İşte o gün sanki bütün pencereler ağırdan kapandı…

Kapıların sesi çıkmaz oldu…

Kuşlarla, çocuklar...

Sessizce geçti O’nun mahallesinden…

Balkonu çiçeksiz...

Fırıldakları suskun...

Bayrağı solgun...

Balonları soluksuz kaldı...

Muzaffer İzgü’nin sesi, sözü, neşesi...

Bıçakla kesilmiş gibi oldu...

Kalemiyle...

Gönüllerde kahkaha fırtınaları yaratan bu edebiyat ustası...

Birdenbire...

Sessizliğe gömüldü...

***

Acılar, çoğu kez “seven kalplerde” demir atar...

Önüne geçemezsiniz...

Nitekim...

“Doğdum, okudum, düş kurdum, yazdım, gidiyorum!”

Diyen Muzaffer İzgü...

Çocuk okuru olmayan bir milletin...

Üstüne basa basa...

Yetişkin okuru olmayacağını da savunmuştu...

Bu nedenle ne yaptı?

Çocukların çok seveceği kitaplar yazdı...

Zaten..

Çocuklar da onu çok seviyordu...

***

Muzaffer İzgü...

Kanser illetinin kurbanlarından biri oldu...

84 yaşındayken...

“26 Ağustos 2017 günü” İzmir’de hayata gözlerini yumdu...

Bekir Yurdakul... Ahmet Günbaş... Biray Üstüner... Mavisel Yener...

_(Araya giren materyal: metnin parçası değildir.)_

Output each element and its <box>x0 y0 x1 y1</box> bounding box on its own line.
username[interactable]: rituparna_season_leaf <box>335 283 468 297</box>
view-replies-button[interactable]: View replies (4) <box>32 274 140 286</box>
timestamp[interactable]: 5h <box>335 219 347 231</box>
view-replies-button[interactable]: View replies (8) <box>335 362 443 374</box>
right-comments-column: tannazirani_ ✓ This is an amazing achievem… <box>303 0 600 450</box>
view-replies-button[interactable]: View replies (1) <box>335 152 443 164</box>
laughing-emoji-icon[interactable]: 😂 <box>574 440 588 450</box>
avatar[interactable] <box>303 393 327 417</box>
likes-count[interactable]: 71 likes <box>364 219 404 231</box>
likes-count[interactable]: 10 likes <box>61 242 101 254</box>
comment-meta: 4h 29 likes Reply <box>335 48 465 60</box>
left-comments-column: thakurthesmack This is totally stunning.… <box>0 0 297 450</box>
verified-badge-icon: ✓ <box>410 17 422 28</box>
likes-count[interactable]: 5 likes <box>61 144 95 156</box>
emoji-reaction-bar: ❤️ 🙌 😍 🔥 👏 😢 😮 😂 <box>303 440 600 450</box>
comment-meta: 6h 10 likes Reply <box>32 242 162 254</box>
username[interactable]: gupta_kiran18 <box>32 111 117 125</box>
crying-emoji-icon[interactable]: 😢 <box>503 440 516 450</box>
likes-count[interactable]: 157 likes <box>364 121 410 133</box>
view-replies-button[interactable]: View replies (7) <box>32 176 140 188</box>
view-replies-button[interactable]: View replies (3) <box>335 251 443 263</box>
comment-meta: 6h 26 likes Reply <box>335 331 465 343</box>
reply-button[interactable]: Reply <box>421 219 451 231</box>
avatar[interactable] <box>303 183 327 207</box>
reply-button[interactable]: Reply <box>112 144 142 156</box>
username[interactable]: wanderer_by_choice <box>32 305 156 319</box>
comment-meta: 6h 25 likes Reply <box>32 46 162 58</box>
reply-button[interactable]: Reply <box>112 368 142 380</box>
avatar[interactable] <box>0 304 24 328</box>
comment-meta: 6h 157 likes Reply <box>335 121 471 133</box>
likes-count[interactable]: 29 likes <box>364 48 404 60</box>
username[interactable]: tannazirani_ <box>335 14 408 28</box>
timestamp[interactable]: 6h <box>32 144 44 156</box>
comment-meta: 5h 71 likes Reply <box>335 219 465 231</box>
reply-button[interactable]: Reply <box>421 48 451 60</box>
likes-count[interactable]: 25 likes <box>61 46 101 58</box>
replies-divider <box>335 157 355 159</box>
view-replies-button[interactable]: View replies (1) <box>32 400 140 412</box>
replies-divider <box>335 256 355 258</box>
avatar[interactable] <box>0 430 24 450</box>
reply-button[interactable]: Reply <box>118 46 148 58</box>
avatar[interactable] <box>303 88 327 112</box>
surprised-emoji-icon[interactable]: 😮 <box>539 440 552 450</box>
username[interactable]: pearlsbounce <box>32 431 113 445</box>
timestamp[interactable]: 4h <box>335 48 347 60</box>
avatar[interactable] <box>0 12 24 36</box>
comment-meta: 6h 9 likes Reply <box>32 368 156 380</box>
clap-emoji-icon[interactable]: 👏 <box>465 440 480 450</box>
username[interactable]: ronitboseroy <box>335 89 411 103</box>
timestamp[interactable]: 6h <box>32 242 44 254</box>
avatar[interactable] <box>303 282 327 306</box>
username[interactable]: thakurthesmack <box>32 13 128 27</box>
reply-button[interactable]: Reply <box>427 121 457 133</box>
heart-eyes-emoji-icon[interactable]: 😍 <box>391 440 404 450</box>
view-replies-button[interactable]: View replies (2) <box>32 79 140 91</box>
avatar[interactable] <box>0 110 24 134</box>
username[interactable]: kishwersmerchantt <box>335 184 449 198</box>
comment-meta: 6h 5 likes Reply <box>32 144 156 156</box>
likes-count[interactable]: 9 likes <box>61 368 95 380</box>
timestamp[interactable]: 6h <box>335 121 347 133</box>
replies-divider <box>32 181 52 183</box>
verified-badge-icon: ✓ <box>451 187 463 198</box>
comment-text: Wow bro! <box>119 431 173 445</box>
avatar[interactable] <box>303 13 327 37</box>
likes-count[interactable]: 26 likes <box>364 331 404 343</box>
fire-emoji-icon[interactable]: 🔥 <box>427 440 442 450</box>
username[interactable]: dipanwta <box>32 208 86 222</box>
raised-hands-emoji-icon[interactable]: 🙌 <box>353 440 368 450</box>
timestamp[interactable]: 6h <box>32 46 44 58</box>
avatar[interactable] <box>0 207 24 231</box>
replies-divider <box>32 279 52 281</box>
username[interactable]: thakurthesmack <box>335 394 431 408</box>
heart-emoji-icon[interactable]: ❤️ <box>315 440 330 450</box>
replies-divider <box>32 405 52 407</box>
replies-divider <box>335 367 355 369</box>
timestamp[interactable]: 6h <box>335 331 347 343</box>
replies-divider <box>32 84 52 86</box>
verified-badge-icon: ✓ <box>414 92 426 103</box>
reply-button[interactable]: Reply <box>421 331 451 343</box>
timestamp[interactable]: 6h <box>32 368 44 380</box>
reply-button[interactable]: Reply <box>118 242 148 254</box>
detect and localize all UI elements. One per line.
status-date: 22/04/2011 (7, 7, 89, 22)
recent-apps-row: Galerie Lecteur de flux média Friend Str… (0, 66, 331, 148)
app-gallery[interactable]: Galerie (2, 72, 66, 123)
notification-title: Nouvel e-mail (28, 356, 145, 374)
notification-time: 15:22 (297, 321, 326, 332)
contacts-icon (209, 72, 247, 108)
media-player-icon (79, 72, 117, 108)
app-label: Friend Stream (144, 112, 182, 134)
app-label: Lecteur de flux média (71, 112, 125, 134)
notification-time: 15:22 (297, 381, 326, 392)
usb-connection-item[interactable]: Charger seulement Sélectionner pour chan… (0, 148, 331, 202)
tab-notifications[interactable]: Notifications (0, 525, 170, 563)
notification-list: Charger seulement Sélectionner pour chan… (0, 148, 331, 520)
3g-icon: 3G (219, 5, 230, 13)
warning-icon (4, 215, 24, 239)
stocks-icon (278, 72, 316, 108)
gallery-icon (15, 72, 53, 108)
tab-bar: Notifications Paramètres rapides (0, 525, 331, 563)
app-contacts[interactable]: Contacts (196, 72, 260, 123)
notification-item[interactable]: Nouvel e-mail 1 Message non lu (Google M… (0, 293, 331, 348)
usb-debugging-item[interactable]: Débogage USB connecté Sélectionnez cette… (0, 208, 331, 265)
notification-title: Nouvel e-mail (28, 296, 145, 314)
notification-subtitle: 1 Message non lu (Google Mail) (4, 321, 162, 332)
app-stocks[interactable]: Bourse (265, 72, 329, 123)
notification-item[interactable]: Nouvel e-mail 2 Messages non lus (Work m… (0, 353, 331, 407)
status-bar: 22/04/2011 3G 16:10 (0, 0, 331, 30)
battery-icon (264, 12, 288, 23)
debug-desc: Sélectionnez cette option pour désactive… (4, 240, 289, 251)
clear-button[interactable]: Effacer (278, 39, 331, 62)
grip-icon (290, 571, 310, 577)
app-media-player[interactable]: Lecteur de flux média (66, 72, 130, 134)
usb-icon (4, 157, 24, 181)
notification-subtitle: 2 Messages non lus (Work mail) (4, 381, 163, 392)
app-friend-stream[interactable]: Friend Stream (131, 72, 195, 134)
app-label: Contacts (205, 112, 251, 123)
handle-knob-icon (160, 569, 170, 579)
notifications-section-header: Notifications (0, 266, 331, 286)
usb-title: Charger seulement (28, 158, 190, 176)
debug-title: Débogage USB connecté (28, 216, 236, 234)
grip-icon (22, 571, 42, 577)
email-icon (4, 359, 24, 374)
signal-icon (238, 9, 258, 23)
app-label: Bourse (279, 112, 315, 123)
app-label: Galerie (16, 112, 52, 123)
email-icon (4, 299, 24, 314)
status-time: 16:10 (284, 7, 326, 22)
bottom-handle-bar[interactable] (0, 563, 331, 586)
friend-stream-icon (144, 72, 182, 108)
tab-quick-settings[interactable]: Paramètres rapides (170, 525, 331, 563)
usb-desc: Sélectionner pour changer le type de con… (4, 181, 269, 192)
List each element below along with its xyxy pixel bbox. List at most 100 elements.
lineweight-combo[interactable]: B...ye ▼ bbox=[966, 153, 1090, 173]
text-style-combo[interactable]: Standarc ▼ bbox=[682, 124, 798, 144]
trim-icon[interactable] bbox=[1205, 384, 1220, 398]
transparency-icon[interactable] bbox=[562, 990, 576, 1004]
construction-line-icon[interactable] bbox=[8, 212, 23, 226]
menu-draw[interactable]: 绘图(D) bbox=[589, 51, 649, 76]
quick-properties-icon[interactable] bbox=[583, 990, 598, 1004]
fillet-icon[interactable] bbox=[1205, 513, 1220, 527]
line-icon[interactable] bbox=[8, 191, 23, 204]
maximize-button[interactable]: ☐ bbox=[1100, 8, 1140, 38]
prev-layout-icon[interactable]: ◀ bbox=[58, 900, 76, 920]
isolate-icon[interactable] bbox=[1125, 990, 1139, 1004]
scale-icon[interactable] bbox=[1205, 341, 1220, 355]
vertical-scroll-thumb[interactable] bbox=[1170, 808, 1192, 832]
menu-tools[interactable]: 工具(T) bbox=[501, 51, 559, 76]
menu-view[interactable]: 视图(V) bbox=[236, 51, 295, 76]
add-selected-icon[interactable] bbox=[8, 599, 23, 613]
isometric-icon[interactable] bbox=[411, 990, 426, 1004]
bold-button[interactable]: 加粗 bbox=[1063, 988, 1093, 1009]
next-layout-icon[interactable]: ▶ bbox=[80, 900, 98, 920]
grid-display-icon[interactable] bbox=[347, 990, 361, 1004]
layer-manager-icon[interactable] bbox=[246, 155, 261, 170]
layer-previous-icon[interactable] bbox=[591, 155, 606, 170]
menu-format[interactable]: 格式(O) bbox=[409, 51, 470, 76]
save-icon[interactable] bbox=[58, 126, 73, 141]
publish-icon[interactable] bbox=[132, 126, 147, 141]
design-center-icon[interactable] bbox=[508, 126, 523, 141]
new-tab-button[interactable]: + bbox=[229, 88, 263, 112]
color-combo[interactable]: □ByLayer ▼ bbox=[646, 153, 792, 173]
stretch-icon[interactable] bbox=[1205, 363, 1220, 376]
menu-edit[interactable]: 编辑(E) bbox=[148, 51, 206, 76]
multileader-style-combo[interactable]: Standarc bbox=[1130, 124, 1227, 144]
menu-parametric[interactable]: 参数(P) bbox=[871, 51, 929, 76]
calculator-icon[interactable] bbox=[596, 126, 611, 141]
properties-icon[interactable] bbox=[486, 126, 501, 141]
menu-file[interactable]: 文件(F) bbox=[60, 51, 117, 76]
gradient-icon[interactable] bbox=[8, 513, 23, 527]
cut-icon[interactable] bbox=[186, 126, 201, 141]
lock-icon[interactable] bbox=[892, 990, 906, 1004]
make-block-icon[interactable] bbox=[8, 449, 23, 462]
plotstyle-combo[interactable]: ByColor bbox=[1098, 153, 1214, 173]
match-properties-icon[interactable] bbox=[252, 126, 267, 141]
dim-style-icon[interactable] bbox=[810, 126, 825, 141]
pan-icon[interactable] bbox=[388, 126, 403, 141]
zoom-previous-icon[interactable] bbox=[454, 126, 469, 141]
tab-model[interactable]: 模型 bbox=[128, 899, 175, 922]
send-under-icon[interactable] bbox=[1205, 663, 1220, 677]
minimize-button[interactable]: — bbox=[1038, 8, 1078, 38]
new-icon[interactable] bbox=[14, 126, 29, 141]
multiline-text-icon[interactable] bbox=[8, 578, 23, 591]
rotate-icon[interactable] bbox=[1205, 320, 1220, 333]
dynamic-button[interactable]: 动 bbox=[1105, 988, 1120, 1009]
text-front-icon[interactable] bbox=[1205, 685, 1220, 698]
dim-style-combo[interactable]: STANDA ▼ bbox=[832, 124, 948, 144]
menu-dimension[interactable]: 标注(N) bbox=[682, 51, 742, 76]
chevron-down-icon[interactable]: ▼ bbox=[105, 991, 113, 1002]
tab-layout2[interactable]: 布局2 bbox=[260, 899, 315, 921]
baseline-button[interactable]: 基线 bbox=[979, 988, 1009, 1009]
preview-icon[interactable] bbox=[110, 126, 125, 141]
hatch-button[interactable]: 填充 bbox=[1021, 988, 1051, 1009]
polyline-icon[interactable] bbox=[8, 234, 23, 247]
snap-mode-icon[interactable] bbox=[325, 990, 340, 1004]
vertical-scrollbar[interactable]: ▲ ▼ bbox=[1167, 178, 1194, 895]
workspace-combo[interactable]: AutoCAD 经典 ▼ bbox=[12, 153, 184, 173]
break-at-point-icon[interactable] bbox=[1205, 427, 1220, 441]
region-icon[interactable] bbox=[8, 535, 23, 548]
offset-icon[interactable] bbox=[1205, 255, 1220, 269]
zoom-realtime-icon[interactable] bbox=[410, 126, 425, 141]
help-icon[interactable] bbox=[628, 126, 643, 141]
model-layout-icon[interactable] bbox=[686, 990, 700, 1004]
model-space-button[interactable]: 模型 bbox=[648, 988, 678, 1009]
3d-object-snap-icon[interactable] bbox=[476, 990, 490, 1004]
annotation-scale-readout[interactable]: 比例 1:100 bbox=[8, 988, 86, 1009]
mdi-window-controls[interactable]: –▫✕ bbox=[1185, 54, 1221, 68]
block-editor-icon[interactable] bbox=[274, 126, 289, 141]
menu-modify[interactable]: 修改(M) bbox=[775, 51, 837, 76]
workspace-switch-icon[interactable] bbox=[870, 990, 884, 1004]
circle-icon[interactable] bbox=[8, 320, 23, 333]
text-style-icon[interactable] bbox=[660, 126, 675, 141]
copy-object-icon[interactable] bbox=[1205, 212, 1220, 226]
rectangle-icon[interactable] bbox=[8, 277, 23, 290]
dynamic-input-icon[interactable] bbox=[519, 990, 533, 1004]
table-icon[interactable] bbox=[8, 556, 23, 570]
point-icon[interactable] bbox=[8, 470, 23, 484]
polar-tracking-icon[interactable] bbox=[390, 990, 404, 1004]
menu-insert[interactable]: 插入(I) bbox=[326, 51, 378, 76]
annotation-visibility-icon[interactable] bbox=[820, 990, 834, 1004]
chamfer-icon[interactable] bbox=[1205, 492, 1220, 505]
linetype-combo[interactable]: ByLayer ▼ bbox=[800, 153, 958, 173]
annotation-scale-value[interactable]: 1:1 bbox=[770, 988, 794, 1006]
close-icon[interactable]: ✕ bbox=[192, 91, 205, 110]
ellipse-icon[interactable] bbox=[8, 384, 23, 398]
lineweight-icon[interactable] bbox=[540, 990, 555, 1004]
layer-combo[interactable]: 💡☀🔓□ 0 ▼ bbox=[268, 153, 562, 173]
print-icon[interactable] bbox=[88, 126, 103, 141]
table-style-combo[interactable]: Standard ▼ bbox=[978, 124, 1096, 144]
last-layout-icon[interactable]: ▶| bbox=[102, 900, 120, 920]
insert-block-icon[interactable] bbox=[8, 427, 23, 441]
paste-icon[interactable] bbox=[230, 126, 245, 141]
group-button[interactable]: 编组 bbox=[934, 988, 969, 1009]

Hiç zaman yitirmeden bir yayın kurulu oluşturdu…

Amaç...

Muzaffer İzgü'yü unutturmayacak...

Dostlarının seslenişlerinden oluşan...

Bir derleme yapma “onunla gülümseme” fikrini hayata geçirmekti…

Başardılar da…

Bilgi Yayınevi'nin de desteğiyle...

Türkiye'nin dört bir yanından 100 yazar ve çizer...

O ölümsüz yazara armağan olsun diye...

Özel mi özel bir kitap hazırladılar…

O farklı eser”...

Muzaffer İzgü okumaya doyamayanlar için..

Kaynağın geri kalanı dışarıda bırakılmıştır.